Nr. 048-2/05
Die Arbeitslosigkeit in Rheinland-Pfalz ist im April zurückgegangen, wie Arbeitsministerin Malu Dreyer heute in Mainz unterstrich. Insgesamt gebe es mit rund 184.600 Erwerbslosen rund 9.200 arbeitslose Menschen weniger als im Vormonat. Die Arbeitslosenquote im Land sei um 0,4 Prozentpunkte auf 9,2 Prozent im April gesunken. Damit habe die Frühjahrsbelebung ihren ersten Niederschlag in den Arbeitsmarktzahlen gefunden, so die Ministerin. Sie geht davon aus, dass sich die Situation auf dem rheinland-pfälzischen Arbeitsmarkt in den kommenden Monaten weiter entspannen wird. Auch wenn die Prognosen der Forschungsinstitute im Frühjahrsgutachten für dieses Jahr nicht allzu optimistisch seien, werde sich die Wirkung des Wirtschaftswachstums in Rheinland-Pfalz auf dem Arbeitsmarkt niederschlagen, so Malu Dreyer.
Neben der Verbesserung der Beschäftigungschancen junger Menschen müssten auch ältere Arbeitslose im Blick behalten werden, so die Ministerin.

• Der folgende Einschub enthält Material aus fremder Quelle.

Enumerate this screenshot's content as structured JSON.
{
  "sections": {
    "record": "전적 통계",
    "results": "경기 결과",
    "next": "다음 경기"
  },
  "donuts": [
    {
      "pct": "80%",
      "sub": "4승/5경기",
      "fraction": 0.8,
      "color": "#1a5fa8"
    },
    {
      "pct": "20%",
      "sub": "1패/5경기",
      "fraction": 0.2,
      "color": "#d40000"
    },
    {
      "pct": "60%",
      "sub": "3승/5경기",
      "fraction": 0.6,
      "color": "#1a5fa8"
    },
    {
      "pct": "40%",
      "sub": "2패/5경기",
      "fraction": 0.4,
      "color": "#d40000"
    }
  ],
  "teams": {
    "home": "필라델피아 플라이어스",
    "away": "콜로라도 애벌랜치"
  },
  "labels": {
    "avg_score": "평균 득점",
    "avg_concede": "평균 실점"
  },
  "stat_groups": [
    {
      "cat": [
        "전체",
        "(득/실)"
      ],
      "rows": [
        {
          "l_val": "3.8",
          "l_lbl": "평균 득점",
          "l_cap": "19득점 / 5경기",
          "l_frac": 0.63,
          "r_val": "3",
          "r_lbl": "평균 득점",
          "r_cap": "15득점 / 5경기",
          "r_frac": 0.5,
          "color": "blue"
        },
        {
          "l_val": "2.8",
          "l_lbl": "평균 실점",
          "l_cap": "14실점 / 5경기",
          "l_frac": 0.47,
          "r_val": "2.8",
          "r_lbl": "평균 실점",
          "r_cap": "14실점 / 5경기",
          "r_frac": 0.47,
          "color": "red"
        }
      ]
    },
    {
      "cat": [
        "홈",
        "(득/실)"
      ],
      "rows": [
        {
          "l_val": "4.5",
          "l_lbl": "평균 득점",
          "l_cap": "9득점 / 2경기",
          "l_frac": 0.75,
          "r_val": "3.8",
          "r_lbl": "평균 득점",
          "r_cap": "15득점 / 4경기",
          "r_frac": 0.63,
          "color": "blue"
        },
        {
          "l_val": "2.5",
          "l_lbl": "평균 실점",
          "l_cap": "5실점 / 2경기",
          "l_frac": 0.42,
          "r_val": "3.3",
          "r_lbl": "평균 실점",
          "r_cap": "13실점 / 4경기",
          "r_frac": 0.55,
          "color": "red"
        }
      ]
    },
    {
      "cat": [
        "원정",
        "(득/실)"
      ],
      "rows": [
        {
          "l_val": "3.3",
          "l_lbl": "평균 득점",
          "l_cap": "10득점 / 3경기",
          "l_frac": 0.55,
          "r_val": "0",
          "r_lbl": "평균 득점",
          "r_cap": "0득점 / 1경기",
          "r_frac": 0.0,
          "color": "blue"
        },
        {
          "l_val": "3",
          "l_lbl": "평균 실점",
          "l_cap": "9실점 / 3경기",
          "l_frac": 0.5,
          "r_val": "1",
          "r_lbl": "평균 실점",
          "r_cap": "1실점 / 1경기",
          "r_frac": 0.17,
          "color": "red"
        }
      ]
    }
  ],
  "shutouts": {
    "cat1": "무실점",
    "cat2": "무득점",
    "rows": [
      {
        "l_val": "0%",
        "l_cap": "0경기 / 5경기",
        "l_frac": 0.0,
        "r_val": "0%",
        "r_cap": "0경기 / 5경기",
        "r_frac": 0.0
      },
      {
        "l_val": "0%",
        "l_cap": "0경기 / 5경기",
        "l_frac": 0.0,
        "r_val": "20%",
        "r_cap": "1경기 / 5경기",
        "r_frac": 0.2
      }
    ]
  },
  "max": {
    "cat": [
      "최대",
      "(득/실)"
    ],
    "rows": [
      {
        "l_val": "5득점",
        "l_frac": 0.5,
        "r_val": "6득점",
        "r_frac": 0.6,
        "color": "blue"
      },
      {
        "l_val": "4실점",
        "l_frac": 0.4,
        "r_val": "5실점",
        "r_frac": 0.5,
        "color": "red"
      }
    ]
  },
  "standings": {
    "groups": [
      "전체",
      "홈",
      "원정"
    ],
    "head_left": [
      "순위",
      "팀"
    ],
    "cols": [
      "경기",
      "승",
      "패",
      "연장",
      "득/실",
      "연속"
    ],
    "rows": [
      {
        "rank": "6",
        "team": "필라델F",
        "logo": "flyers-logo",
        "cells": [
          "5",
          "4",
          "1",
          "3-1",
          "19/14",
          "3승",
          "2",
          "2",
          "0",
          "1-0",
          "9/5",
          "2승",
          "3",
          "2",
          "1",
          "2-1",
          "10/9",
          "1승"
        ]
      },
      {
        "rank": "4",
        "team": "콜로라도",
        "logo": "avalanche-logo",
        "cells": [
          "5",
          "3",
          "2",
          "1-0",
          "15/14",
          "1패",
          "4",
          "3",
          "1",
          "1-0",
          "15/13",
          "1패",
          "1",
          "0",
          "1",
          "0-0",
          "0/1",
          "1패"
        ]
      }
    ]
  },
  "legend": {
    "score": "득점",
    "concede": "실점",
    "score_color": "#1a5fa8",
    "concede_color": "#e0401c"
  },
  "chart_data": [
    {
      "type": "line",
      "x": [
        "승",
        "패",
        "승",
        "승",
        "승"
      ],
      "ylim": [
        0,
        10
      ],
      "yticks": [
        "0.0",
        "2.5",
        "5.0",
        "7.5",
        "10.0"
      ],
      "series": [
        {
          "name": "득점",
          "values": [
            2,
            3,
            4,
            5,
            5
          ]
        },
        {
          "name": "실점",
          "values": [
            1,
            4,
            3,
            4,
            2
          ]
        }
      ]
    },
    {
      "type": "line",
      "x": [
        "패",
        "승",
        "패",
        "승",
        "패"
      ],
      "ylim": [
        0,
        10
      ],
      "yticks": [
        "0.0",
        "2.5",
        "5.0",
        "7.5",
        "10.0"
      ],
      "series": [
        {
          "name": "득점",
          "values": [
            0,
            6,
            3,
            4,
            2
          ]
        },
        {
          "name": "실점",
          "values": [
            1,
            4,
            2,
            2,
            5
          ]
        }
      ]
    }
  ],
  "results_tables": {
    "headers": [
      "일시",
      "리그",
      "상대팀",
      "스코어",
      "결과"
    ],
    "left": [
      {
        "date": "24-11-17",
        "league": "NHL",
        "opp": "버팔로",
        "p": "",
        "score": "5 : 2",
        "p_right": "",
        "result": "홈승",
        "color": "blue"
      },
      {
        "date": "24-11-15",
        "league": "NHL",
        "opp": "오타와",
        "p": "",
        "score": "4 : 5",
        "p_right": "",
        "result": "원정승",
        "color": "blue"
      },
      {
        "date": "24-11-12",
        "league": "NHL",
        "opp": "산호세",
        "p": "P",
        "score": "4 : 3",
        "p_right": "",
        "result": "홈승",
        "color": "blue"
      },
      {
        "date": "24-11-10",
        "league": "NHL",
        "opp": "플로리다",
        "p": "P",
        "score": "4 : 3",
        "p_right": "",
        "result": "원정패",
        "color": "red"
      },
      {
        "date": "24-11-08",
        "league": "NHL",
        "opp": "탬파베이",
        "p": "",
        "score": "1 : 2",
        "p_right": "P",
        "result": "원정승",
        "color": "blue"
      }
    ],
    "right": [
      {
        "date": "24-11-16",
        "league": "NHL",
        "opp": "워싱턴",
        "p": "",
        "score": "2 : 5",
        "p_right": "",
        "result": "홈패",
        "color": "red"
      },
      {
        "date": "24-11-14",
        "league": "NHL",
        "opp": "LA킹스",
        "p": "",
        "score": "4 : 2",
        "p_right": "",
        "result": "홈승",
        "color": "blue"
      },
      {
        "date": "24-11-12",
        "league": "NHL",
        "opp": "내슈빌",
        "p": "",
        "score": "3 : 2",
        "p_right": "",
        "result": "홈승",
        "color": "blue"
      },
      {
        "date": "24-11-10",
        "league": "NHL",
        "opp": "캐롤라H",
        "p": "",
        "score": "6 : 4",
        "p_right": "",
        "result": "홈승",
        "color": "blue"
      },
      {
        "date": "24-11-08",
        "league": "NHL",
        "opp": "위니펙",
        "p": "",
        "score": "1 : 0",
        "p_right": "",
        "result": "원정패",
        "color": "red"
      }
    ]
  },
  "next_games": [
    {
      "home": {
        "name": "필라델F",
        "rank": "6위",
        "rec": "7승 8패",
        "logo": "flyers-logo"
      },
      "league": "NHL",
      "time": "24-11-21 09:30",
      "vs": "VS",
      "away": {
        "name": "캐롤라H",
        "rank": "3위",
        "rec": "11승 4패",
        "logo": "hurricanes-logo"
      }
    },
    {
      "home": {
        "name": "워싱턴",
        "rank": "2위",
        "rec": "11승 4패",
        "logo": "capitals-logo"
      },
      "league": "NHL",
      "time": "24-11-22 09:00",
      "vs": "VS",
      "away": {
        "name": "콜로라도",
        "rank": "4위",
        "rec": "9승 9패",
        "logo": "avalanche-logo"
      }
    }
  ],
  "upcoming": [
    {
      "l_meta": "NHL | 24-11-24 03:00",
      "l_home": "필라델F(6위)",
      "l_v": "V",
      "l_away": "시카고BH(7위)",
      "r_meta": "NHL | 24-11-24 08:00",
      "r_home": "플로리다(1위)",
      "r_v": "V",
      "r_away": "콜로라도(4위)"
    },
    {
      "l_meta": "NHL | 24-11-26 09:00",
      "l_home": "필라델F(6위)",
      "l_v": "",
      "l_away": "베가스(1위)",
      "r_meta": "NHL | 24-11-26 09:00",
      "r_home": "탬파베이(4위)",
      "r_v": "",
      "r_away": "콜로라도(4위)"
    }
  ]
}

Zwar sei auch ihre Zahl im April erfreulicherweise zurückgegangen, sie sei aber nach wie vor viel zu hoch, so die Ministerin. Sie kündigte an, dass das Land seine Anstrengungen zur Beschäftigung der über 55Jährigen weiter verstärken werde. Auf Bundesebene werde im Rahmen des Nationalen beschäftigungspolitischen Aktionsplans der Bundesregierung eine umfassende Strategie mit einem breiten Maßnahmespektrum zur Verhinderung eines frühzeitigen Ausscheidens aus dem Erwerbsleben umgesetzt. Um diese Zielsetzung weiter verfolgen zu können, bedürfe es aber der aktiven Mithilfe aus den Unternehmen. „Wir dürfen das Know-how der Älteren nicht ungenutzt lassen“, so Ministerin Dreyer. Die Wirtschaft profitiere in hohem Maße davon, wenn sie dieses Know-how nutze. Die jahre-, teilweise jahrzehntelange Erfahrung im Berufsleben sei eine wertvolle Grundlage für die Arbeit in den Betrieben. Aus diesem Grund appellierte die Ministerin an die Unternehmen, jetzt bei Einstellungen und Wiedereinstellungen in verstärktem Maße auch ältere Arbeitnehmerinnen und Arbeitnehmer zu berücksichtigen und deren Wissen und Erfahrungen nicht ungenutzt zu lassen.